Gerade mit Blick auf die englische Regelung stellt sich für das geplante Gesetz in Deutschland die Frage, ob der durch ein Ausfuhrverbot bedingte entschädigungslose Wertverlust mit der grundrechtlichen Eigentumsgarantie vereinbar ist. Das Bundesverwaltungsgericht hat diese Frage unter der bisherigen Rechtslage in einem Urteil aus dem Jahr 1993 bejaht. Das Bundesverfassungsgericht nahm eine gegen das Urteil erhobene Verfassungsbeschwerde nicht zur Entscheidung an. Angesichts der geplanten massiven Ausweitung der Genehmigungspflicht dürfte die verfassungsrechtliche Frage heute alles andere als geklärt sein. Hierzu tragen einige vom Bundesrat geforderte Wortlautänderungen bei.

Die geplanten Alters- und Wertgrenzen sollten zudem nicht den Blick darauf verstellen, dass es jederzeit möglich ist, auch weniger wertvolle oder weniger alte Kunstgegenstände zum nationalen Kulturgut zu erklären und damit ein Exportverbot zu bewirken. Der Vorwurf der Willkür bei der Aufnahme bestimmter Werke auf die Liste nationalen Kulturgutes dürfte neue Nahrung erhalten. Vielen Kunsthändlern und Sammlern ist noch der Fall des unlängst verstorbenen Berliner Kunstsammlers Florian Karsch in Erinnerung, der jahrzehntelang die Galerie Nierendorf betrieb. Er hatte der Berlinischen Galerie einen Teil seiner äußerst wertvollen Sammlung als Schenkung versprochen. Das Finanzamt sah darin eine Entnahme aus seinem Betriebsvermögen und wollte deshalb einen siebenstelligen Umsatzsteuerbetrag festsetzen. Dies hätte bedeutet, wenn auch steuer-systematisch korrekt, dass der Kunsthändler für seine Schenkung noch drauf gezahlt hätte. Karsch zog seine Schenkung zurück. Das Land Berlin ließ daraufhin mehrere der versprochenen Werke auf die Kulturgutliste setzen. Es dauerte neun Jahre, bis Karsch vor dem Bundesverwaltungsgericht erstritt, dass die – wie das Gericht feststellte: bis auf eines – zu Unrecht indizierten Werke wieder von der Liste genommen wurden.

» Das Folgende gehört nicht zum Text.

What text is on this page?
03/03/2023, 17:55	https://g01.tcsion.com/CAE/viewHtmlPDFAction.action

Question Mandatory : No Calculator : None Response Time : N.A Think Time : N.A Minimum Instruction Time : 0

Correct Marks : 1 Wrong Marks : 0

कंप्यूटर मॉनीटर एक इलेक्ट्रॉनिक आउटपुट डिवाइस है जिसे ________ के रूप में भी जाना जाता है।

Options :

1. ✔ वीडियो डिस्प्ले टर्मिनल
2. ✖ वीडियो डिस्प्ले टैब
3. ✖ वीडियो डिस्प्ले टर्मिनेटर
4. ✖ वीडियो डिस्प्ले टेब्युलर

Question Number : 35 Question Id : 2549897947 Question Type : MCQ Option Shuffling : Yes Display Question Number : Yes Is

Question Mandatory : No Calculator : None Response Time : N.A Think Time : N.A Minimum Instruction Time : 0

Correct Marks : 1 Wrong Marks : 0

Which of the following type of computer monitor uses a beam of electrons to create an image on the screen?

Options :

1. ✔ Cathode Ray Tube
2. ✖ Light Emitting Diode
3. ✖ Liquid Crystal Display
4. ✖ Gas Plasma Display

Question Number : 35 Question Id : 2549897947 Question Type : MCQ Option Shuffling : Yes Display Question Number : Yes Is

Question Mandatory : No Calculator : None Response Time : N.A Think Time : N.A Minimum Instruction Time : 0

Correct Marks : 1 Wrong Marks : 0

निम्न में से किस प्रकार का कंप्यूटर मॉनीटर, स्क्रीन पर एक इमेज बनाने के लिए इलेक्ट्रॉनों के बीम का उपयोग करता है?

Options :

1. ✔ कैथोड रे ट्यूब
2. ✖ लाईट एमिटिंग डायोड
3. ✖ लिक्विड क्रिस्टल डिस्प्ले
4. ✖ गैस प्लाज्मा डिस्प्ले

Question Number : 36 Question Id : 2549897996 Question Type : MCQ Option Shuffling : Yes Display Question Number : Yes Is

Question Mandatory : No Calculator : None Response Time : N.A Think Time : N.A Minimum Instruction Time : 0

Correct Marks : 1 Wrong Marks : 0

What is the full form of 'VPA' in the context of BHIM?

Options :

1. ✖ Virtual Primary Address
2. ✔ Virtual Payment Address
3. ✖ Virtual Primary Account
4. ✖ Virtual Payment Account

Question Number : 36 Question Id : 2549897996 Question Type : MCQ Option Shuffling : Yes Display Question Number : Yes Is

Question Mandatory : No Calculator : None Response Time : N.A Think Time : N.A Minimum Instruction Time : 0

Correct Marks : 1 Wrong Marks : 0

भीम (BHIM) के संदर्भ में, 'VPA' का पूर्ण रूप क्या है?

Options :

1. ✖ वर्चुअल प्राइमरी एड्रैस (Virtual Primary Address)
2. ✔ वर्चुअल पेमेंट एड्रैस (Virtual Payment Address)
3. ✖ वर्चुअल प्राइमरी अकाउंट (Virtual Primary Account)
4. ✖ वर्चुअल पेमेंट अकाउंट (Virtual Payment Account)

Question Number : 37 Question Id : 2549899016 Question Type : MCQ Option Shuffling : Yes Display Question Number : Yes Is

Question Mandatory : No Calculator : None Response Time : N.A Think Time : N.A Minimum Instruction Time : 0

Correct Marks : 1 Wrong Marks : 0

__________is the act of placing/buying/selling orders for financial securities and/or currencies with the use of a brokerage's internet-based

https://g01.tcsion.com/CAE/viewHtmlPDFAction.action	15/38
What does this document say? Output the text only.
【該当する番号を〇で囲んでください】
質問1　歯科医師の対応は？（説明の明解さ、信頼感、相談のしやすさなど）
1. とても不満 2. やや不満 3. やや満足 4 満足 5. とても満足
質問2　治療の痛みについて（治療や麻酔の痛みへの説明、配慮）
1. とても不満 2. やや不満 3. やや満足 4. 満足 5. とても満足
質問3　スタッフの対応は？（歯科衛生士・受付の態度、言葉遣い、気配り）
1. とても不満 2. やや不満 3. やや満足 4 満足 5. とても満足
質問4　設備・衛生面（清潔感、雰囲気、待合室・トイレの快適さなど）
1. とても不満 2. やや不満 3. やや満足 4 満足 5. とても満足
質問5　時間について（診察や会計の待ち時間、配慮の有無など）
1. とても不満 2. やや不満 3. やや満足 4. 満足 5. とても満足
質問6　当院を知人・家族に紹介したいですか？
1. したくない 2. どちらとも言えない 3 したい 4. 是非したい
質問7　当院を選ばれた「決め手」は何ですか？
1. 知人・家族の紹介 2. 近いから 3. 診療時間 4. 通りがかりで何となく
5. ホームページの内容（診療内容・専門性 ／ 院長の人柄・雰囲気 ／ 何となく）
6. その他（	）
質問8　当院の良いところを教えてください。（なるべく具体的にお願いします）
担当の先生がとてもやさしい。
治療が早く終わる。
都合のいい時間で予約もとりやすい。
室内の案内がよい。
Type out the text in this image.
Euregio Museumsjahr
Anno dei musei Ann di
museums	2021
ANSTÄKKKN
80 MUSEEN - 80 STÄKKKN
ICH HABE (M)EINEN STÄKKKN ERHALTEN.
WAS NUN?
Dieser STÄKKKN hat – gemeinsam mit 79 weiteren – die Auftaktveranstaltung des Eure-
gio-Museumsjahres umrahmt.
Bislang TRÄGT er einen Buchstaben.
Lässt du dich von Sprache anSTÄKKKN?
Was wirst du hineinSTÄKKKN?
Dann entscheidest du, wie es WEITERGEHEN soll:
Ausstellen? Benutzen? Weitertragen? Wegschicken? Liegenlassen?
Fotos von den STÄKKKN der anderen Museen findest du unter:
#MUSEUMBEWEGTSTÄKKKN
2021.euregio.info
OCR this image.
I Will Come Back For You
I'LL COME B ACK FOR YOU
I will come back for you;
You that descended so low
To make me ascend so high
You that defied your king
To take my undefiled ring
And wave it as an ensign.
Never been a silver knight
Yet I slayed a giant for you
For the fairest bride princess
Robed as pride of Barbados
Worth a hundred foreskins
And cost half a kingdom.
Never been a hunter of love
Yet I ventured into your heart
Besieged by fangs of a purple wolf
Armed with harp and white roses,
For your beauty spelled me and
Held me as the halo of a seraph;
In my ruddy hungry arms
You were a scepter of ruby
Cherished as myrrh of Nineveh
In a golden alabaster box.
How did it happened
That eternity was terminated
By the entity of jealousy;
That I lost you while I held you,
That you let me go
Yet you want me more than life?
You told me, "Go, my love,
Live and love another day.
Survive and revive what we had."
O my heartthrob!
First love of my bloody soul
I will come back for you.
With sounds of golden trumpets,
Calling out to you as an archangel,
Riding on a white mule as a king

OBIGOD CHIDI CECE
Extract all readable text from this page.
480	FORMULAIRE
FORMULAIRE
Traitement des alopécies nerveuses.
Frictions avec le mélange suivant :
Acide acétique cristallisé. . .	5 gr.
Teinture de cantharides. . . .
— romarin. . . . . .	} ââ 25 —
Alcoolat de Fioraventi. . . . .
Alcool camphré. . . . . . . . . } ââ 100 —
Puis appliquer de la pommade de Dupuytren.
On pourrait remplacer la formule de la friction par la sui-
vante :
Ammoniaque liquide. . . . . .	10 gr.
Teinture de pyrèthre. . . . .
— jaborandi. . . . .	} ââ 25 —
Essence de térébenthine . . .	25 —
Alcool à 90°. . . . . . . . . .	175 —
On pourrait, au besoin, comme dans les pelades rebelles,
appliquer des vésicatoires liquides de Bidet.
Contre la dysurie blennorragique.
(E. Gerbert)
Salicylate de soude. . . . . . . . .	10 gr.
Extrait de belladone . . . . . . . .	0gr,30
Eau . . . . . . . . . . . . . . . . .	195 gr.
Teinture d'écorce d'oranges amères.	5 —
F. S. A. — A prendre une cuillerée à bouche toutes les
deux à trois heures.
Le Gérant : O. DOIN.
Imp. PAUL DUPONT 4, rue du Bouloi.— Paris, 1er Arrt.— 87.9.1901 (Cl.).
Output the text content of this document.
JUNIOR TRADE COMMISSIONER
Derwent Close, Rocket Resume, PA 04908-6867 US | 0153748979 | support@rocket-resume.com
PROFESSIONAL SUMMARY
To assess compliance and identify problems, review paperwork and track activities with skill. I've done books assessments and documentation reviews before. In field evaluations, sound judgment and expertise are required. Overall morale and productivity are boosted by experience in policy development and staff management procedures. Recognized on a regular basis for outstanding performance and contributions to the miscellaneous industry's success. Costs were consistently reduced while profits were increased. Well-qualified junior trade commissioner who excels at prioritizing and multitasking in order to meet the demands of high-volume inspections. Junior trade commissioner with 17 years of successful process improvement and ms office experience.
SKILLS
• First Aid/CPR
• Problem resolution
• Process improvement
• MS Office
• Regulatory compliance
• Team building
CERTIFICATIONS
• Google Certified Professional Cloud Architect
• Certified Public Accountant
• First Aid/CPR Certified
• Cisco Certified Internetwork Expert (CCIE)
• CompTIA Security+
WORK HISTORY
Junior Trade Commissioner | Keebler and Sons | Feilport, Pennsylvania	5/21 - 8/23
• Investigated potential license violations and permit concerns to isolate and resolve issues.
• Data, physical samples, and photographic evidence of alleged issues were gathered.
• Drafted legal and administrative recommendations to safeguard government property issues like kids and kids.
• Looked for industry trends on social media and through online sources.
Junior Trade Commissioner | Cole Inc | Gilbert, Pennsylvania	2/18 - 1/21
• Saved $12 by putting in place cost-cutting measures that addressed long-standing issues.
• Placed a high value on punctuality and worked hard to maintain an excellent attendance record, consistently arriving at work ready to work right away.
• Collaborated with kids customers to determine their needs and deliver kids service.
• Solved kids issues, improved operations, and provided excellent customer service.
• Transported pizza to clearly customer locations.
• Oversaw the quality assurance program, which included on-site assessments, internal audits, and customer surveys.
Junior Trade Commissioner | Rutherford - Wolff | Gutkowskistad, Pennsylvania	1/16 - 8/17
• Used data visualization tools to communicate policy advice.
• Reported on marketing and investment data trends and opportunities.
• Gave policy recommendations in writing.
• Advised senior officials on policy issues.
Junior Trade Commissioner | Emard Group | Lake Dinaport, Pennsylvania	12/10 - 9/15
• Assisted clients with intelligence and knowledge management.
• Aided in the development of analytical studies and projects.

Kunstsammler in Deutschland stellen sich nun viele Fragen: Sollen sie „gefährdete“ Werke noch vor Einführung des Gesetzes oder jedenfalls vor Ablauf der 70 Jahre verkaufen? Außerhalb der einjährigen Spekulationsfrist bliebe ihnen ein Veräußerungsgewinn sogar steuerfrei. Sollen sie Kunstwerke rechtzeitig ins sichere Ausland bringen, wie es viele Sammler bereits tun oder planen, ohne dies an die große Glocke zu hängen? Oder abwarten und im schlimmsten Fall neben dem Wertverlust ein Ausfuhrverbot, Auskunftsverlangen, Meldepflichten und Genehmigungserfordernisse in Kauf nehmen? Kann das alles Zweck eines Gesetzes sein, das Kulturgut schützen soll? Kommt es nicht eher darauf an, wie man sich um ein Kunstwerk kümmert, und nicht: wo. Macht es im 21. Jahrhundert überhaupt noch Sinn, „national wertvolle“ Kunst in einem bestimmten Land einsperren zu wollen?